Theoretical studies of topological DIII-class chains and Weyl semimetals / y Ting Mao, MSci. Nanjing University

Abstract

Topological insulators and superconductors, which are featured by not only the topological characteristics of their gapped bulk band structure but also the special edge or surface states, have attracted great attention in the past few years. A complete classification of topological insulators and superconductors in terms of symmetry and spatial dimension has been established, while the application of their surface states remains a challenge. The gapless phases which have topologically stable Fermi surfaces could also exhibit peculiar surface states and topological transport phenomena in the bulk. In this thesis, the topological DIII-classs superconducting chains and the application of its Majorana edge states are studied. On the other hand, Weyl semimetals, as the representative example of topological gapless phases, and its exotic transport phenomena are also investigated.

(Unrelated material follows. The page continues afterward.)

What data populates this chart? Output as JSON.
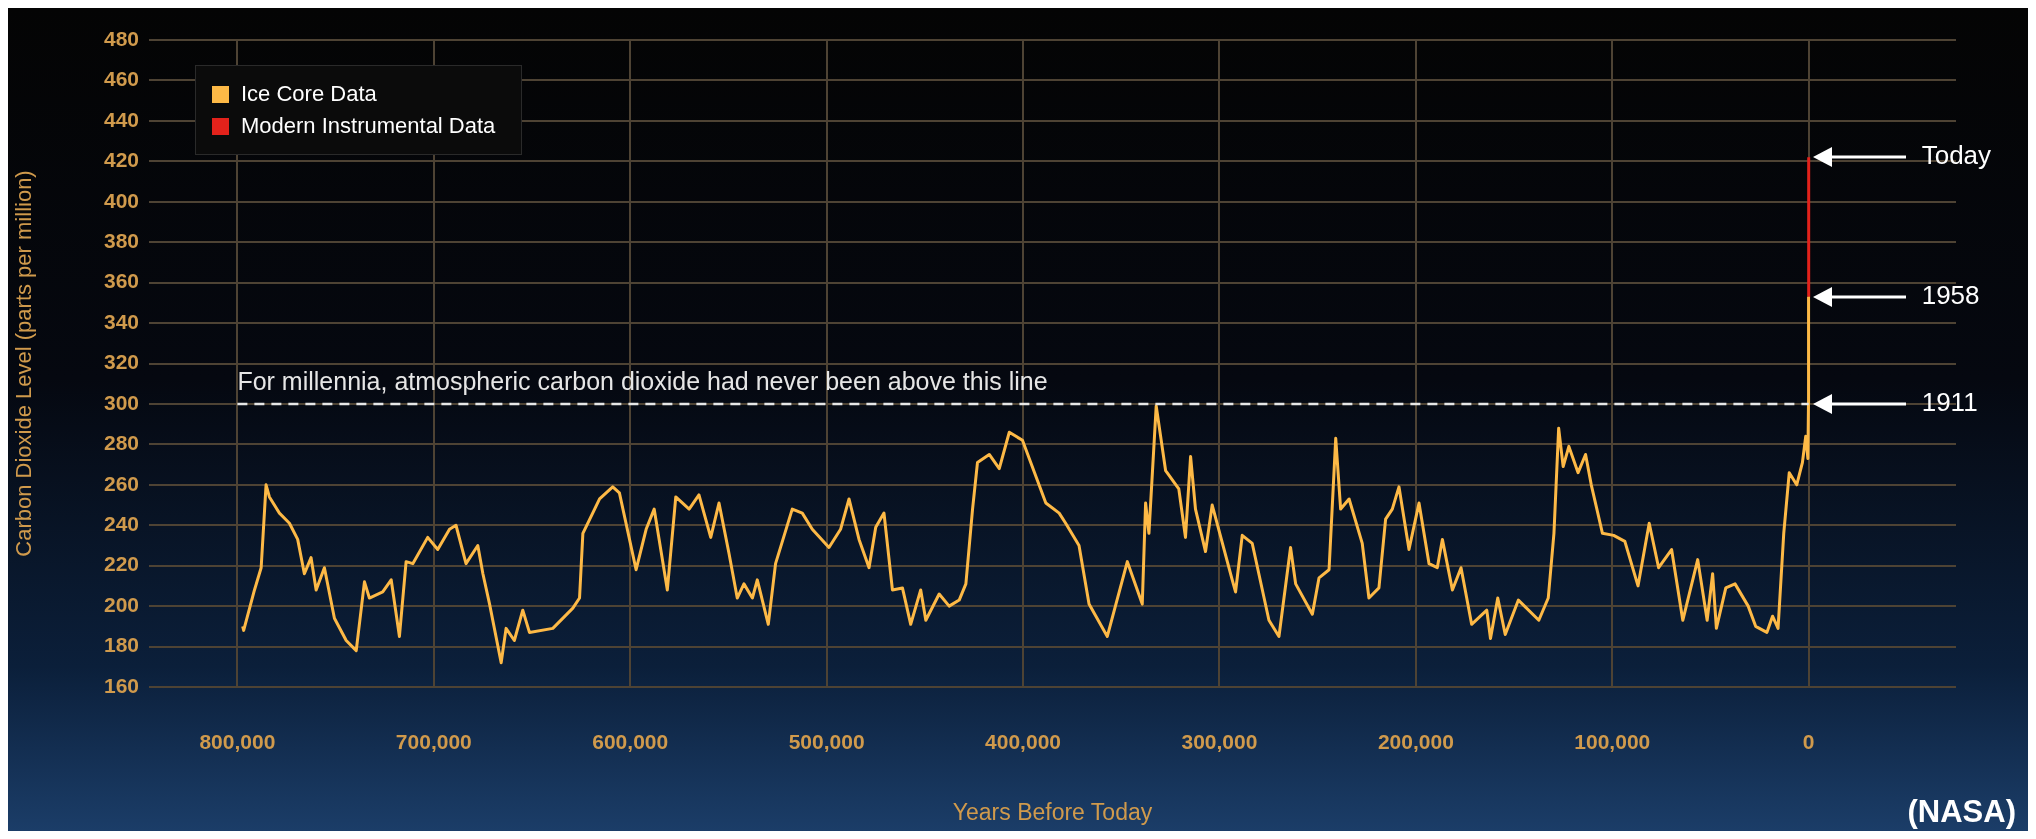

Majorana edge states have been a focus of condensed matter research for their potential applications in topological quantum computation, which appear in the topological DIII-class superconducting chains protected by both the particle-hole and time reversal symmetries. We utilize two charge-qubit arrays to explicitly simulate one type of DIII-class superconducting chains and the universal quantum operations performed on the Majorana edge states. It is shown that combined with one braiding operation, universal single-qubit operations on a Majorana-based qubit can be implemented by a controllable inductive coupling between two charge qubits at the ends of the arrays. It is further shown that in a similar way, a controlled-NOT gate for two topological qubits can be simulated in four charge-qubit arrays. Although the current scheme may not truly realize topological quantum operations, we elaborate that the operations in charge-qubit arrays are indeed robust against certain local perturbations.

Weyl semimetals possess nontrivial Fermi surface topology in that the pair of Weyl points with opposite topological charges is separated from each other in momentum space. The physical manifestations of this Fermi surface topology are protected surface states and exotic transport phenomena including the anomalous Hall effect as well as the chiral magnetic effect. By studying the path integral measure under the chiral transformation, it is shown that these transport phenomena can be described by the chiral anomaly which appears when the chiral Weyl fermion couples to the topologically nontrivial gauge field. The case of the gauge anomaly for the Weyl fermion coupled to a non-Abelian gauge field is also discussed.